A theropod, known as the Rosewood Swamp Tramper, is the centrepiece of the new display at Johnston Park on John St, Rosewood.
The project was first mooted in 2016 to pay homage to the region's prehistoric past.
Experts were able to confirm the previous discovery of dinosaur footprints in the mines around Rosewood.
Aiden Makowski spent some time at Johnston Park yesterday.
"They're pretty cool,” he said. "They look really life like.”
Aiden, 10, is a self-confessed lover of dinosaurs.
Each day he does a quiz about the prehistoric creatures and shares facts with his parents.
The family stopped by the park yesterday after hearing about the new statues.
Ipswich City Council workers set the dinosaurs in the foundation this week.
Evidence for the occurrence of Rosewood dinosaurs and in neighbouring areas comes in the form of fossilised footprints.

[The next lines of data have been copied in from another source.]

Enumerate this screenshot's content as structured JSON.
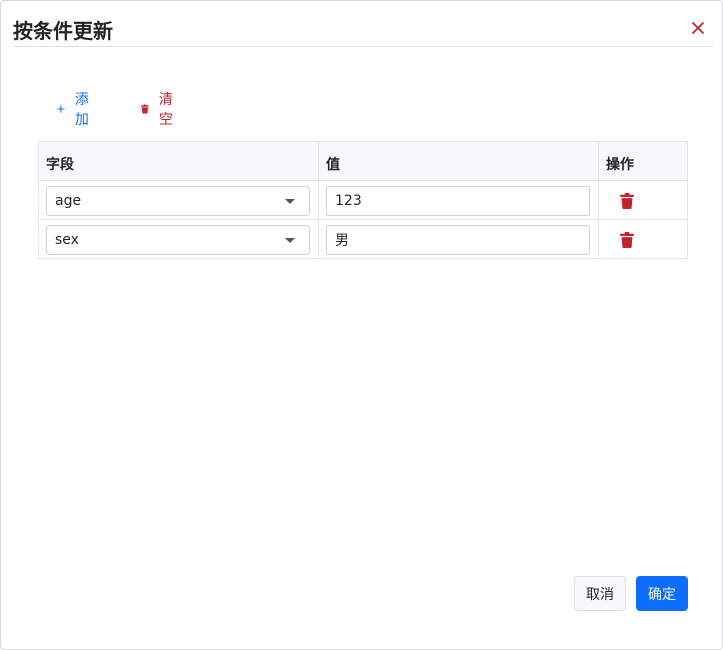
{
  "dialog": {
    "title": "按条件更新"
  },
  "toolbar": {
    "add_label": "添加",
    "clear_label": "清空"
  },
  "grid": {
    "columns": [
      "字段",
      "值",
      "操作"
    ],
    "rows": [
      {
        "field": "age",
        "value": "123"
      },
      {
        "field": "sex",
        "value": "男"
      }
    ]
  },
  "footer": {
    "cancel_label": "取消",
    "confirm_label": "确定"
  },
  "colors": {
    "primary": "#0d6efd",
    "danger": "#c4232d",
    "header_bg": "#f7f8fa",
    "border": "#e3e6ea"
  },
  "icons": {
    "close": "close-icon",
    "add": "plus-icon",
    "clear": "trash-icon",
    "row_delete": "trash-icon",
    "select": "caret-down-icon"
  }
}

The Rosewood fossils are contained in rock located up to 140 metres below the surface and were discovered between the 1930s and 1990s during tunnel-mining for coal.
Almost a dozen Rosewood underground mines are known to have contained dinosaur footprints, most notably are the Lanefield, Westvale, Oakleigh, Roughrigg collieries.
Theropod footprints are the most common dinosaur fossil in the Rosewood area and may reflect the region's ancient swamp settings were a preferred environment for these meat-eater dinosaurs.
David Pahlke, who as councillor commissioned the project, said Ipswich was the best site in Australia for fossils.
"Anything that brings tourism dollars to Rosewood we should all be in favour of,” he said.